8 Der Mitbeteiligte beantragte in der Revisionsbeantwortung, der Verwaltungsgerichtshof wolle die Revision "verwerfen, zurückweisen, bzw. abweisen".

Der Verwaltungsgerichtshof hat erwogen:

9 Die Revision ist angesichts des aufgezeigten Widerspruchs zur hg. Rechtsprechung zulässig, sie ist auch berechtigt.

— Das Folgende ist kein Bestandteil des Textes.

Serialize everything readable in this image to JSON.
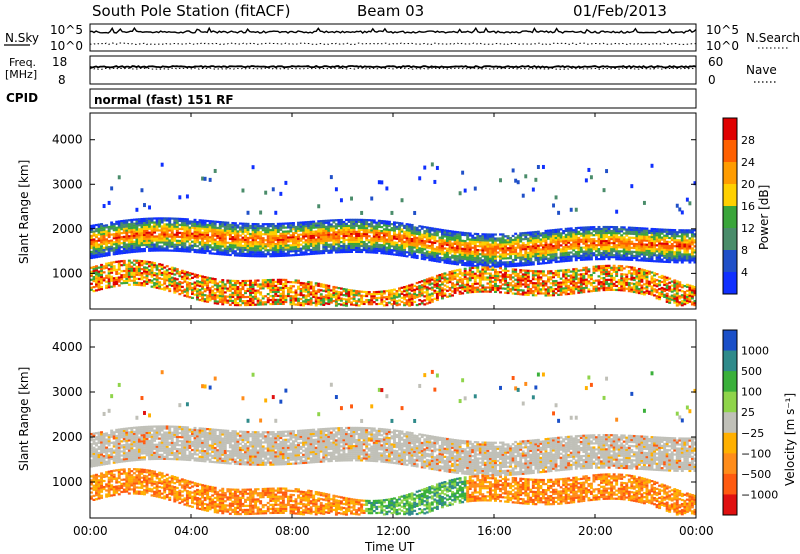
{
  "header": {
    "station": "South Pole Station (fitACF)",
    "beam": "Beam 03",
    "date": "01/Feb/2013"
  },
  "panels": {
    "nsky": {
      "label": "N.Sky",
      "ticks": [
        "10^5",
        "10^0"
      ]
    },
    "nsearch": {
      "label": "N.Search",
      "ticks": [
        "10^5",
        "10^0"
      ]
    },
    "freq": {
      "label_line1": "Freq.",
      "label_line2": "[MHz]",
      "ticks": [
        "18",
        "8"
      ]
    },
    "nave": {
      "label": "Nave",
      "ticks": [
        "60",
        "0"
      ]
    },
    "cpid": {
      "label": "CPID",
      "mode": "normal (fast) 151 RF"
    }
  },
  "chart_data": [
    {
      "type": "heatmap",
      "title": "",
      "xlabel": "Time UT",
      "ylabel": "Slant Range [km]",
      "x_ticks": [
        "00:00",
        "04:00",
        "08:00",
        "12:00",
        "16:00",
        "20:00",
        "00:00"
      ],
      "y_ticks": [
        1000,
        2000,
        3000,
        4000
      ],
      "ylim": [
        200,
        4600
      ],
      "colorbar": {
        "label": "Power [dB]",
        "ticks": [
          "28",
          "24",
          "20",
          "16",
          "12",
          "8",
          "4"
        ],
        "colors": [
          "#e00000",
          "#ff6000",
          "#ff9c00",
          "#ffd000",
          "#3aa53a",
          "#4a8c6a",
          "#2050c8",
          "#1030ff"
        ]
      },
      "bands": [
        {
          "name": "",
          "ranges": [
            [
              1500,
              2100
            ]
          ],
          "value": "mixed"
        }
      ]
    },
    {
      "type": "heatmap",
      "title": "",
      "xlabel": "Time UT",
      "ylabel": "Slant Range [km]",
      "x_ticks": [
        "00:00",
        "04:00",
        "08:00",
        "12:00",
        "16:00",
        "20:00",
        "00:00"
      ],
      "y_ticks": [
        1000,
        2000,
        3000,
        4000
      ],
      "ylim": [
        200,
        4600
      ],
      "colorbar": {
        "label": "Velocity [m s⁻¹]",
        "ticks": [
          "1000",
          "500",
          "100",
          "25",
          "−25",
          "−100",
          "−500",
          "−1000"
        ],
        "colors": [
          "#1a4fc8",
          "#2f8a8a",
          "#3ab03a",
          "#8fd44a",
          "#c0c0b8",
          "#ffb000",
          "#ff8c1a",
          "#ff5a10",
          "#e01010"
        ]
      }
    }
  ]
}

10 § 69 AVG, BGBl. Nr. 51/1991 idF BGBl. I Nr. 33/2013, lautet auszugsweise:

"Wiederaufnahme des Verfahrens

§ 69. (1) Dem Antrag einer Partei auf Wiederaufnahme eines durch Bescheid abgeschlossenen Verfahrens ist stattzugeben, wenn ein Rechtsmittel gegen den Bescheid nicht oder nicht mehr zulässig ist und:

1.        der Bescheid durch Fälschung einer Urkunde, falsches

Zeugnis oder eine andere gerichtlich strafbare Handlung

herbeigeführt oder sonstwie erschlichen worden ist oder

2.        ...

(2) ...

(3) Unter den Voraussetzungen des Abs. 1 kann die Wiederaufnahme des Verfahrens auch von Amts wegen verfügt werden. Nach Ablauf von drei Jahren nach Erlassung des Bescheides kann die Wiederaufnahme auch von Amts wegen nur mehr aus den Gründen des Abs. 1 Z 1 stattfinden.

(4) ..."

11 Die Behörde begründete ihren Bescheid vom 18. August 2016 betreffend die Wiederaufnahme des Verfahrens mit dem "Erschleichungstatbestand(..) gem § 69 Abs. 1 Z 1 AVG". Nach der Judikatur des Verwaltungsgerichtshofes liegt das "Erschleichen" eines Bescheides vor, wenn dieser in einer Art zustande kam, dass bei der Behörde bzw. dem VwG von der Partei objektiv unrichtige Angaben von wesentlicher Bedeutung mit Irreführungsabsicht gemacht und diese Angaben dann der Entscheidung zugrunde gelegt wurden, sofern die Behörde bzw. das VwG auf die Angaben der Partei angewiesen ist und ihr bzw. ihm nicht zugemutet werden kann, von Amts wegen noch weitere Erhebungen durchzuführen (vgl. VwGH 8.6.2006, 2004/01/0470, mwN, betreffend die Wiederaufnahme eines Staatsbürgerschaftsverleihungsverfahrens).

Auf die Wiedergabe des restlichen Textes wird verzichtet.